Fishing was good for two anglers reeling in the occasional smallmouth bass from the West Fork of the White River. The future of fishing, and the overall health of the stream, is on the road to improvement thanks to habitat projects along its banks.
The two anglers catching smallmouths on a recent rainy morning were Jon Stein and Jordan Lindaman, both with the Arkansas Game and Fish Commission. Their rod-and-reel research helped determine the quality of the fishery along a mile of the stream. Stein is district fisheries supervisor with Game and Fish. Lindaman is a fisheries technician.
A project to repair eroding banks along this stretch of river has started, with Stein and Lindaman researching the fishery. When the project is finished months from now, they’ll study the fish population again and note any changes.
Severely eroded banks will be reworked and stabilized with boulders and the rootwads and trunks of large trees. The work is under the supervision of the area Watershed Conservation Resource Center. The project is similar to one completed in 2014 along the stream near the Fayetteville Executive Airport.

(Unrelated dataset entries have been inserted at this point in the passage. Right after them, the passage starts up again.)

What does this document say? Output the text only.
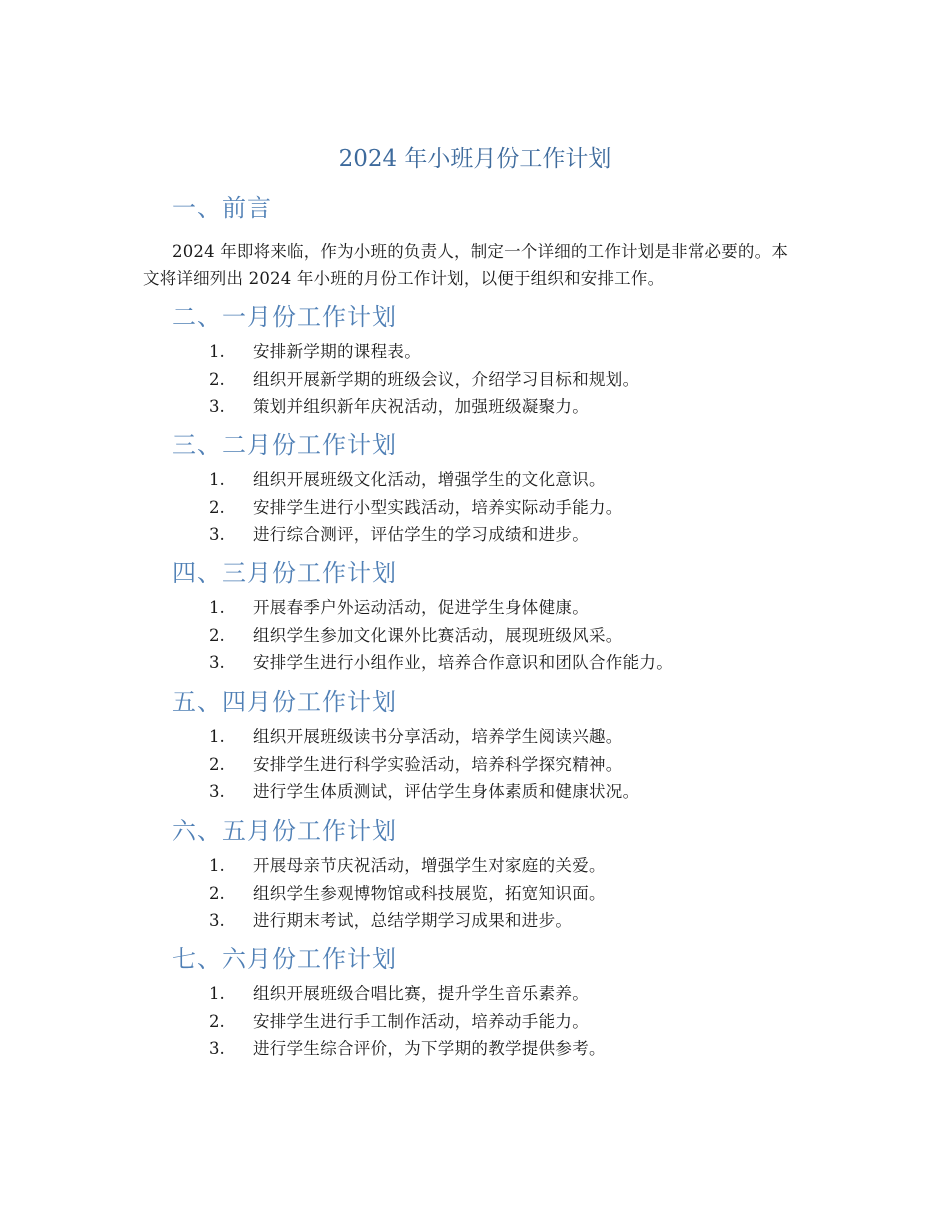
2024 年小班月份工作计划
一、前言

2024 年即将来临，作为小班的负责人，制定一个详细的工作计划是非常必要的。本文将详细列出 2024 年小班的月份工作计划，以便于组织和安排工作。

二、一月份工作计划
1.	安排新学期的课程表。
2.	组织开展新学期的班级会议，介绍学习目标和规划。
3.	策划并组织新年庆祝活动，加强班级凝聚力。
三、二月份工作计划
1.	组织开展班级文化活动，增强学生的文化意识。
2.	安排学生进行小型实践活动，培养实际动手能力。
3.	进行综合测评，评估学生的学习成绩和进步。
四、三月份工作计划
1.	开展春季户外运动活动，促进学生身体健康。
2.	组织学生参加文化课外比赛活动，展现班级风采。
3.	安排学生进行小组作业，培养合作意识和团队合作能力。
五、四月份工作计划
1.	组织开展班级读书分享活动，培养学生阅读兴趣。
2.	安排学生进行科学实验活动，培养科学探究精神。
3.	进行学生体质测试，评估学生身体素质和健康状况。
六、五月份工作计划
1.	开展母亲节庆祝活动，增强学生对家庭的关爱。
2.	组织学生参观博物馆或科技展览，拓宽知识面。
3.	进行期末考试，总结学期学习成果和进步。
七、六月份工作计划
1.	组织开展班级合唱比赛，提升学生音乐素养。
2.	安排学生进行手工制作活动，培养动手能力。
3.	进行学生综合评价，为下学期的教学提供参考。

Sandi Formica, executive director of the center, showed the completed project to visitors in August. What were once sheer cliffs of dirt several feet tall are now gently sloping banks covered with vegetation that filter runoff and keep the shoreline from washing away during floods. Boulders and rootwads are seen in the project area.
Over time, the section of stream that Stein and Lindaman fished will be transformed in a similar way. Projects like this prevent tons of sediment from washing into the stream during floods. Sediment is a major cause of pollution on Ozark streams.

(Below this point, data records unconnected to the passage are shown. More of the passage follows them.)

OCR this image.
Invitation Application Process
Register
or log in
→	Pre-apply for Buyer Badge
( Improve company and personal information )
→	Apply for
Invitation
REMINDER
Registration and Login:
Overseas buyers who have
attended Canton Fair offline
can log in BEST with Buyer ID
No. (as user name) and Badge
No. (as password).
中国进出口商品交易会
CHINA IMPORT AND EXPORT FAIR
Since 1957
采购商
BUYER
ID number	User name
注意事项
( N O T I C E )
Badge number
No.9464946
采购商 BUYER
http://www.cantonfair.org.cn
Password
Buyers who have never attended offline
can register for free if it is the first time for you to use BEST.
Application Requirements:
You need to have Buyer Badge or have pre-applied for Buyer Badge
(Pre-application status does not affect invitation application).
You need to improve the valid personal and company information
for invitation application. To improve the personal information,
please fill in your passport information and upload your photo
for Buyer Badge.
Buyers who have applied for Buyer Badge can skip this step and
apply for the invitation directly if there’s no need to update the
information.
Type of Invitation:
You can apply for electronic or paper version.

The West Fork of the White River is a tributary of Beaver Lake, the drinking water source for most of Northwest Arkansas and beyond. Pollution along the West Fork and other tributaries affects Beaver Lake. Improving water quality in the tributaries protects the water quality of the lake.
A first step on this mile of the West Fork is the fishery study. Game and Fish did an electrofishing study along this mile of stream. Now Stein and Lindaman were on rod and reel research.
“Rod and reel is better in some places,” Stein said. Sometimes more fish are caught, measured and released this way than with electricity.
Fish may swim away and hide during electrofishing on rocky, rugged streams like the West Fork of the White, Stein explained.
“And you can see how difficult it is to access this stream with our equipment.
Smallmouth bass are a prized fish for anglers. They’re hard fighters and a beautiful fish to behold. Slow growth is another trait, Stein said.
A 1-year-old smallmouth may be 3 to 4 inches long. Growth slows as the fish get older. A 13-inch smallmouth may be 4 years old. A trophy-sized 18-inch smallmouth in an Ozark stream is likely 10 years old, Stein noted.
Smallmouth bass may grow faster in Beaver Lake than in streams, he added. An 18-inch smallmouth at Beaver Lake may be 6 years old, not 10.
Lake smallmouths don’t have to deal with floods and drought like stream fish. There’s also more forage in the lake, Stein said.
Stein and Lindaman caught their smallmouths mainly with 3-inch Puddle Jumper soft-plastic jigs and 2½-inch plastic worms. Habitat improvement brings better fishing and better water quality to Ozark streams, Stein said.
“The river here is incredibly wide,” he noted. Years ago, it was likely more narrow. Floods eat away at the bank.
“It’s just blowing out this bank,” Stein said. “On a healthy stream during a flood, you want the water to get out of the stream corridor and up into the flood plain.” When it doesn’t, it can erode the banks. The river gets wider and more dirt washes into the water.
All kinds of planning goes into these habitat projects before the first shovel of dirt is moved, said Formica, with the Watershed Resource Conservation Center. Designs are drawn, environmental studies conducted, cooperation from landowners obtained and more.
“When people see construction start, they think it’s the start of the project when actually it’s near the end,” she said.
Cost of this newest work could be around $1 million, but the exact price isn’t known yet. Grants and other funding pays for the projects, Formica said.
The Watershed Conservation Resource Center is a nonprofit organization that strives to protect, conserve and restore natural resources by utilizing the watershed approach, environmental outreach and providing planning and technical assistance to landowners, communities and government.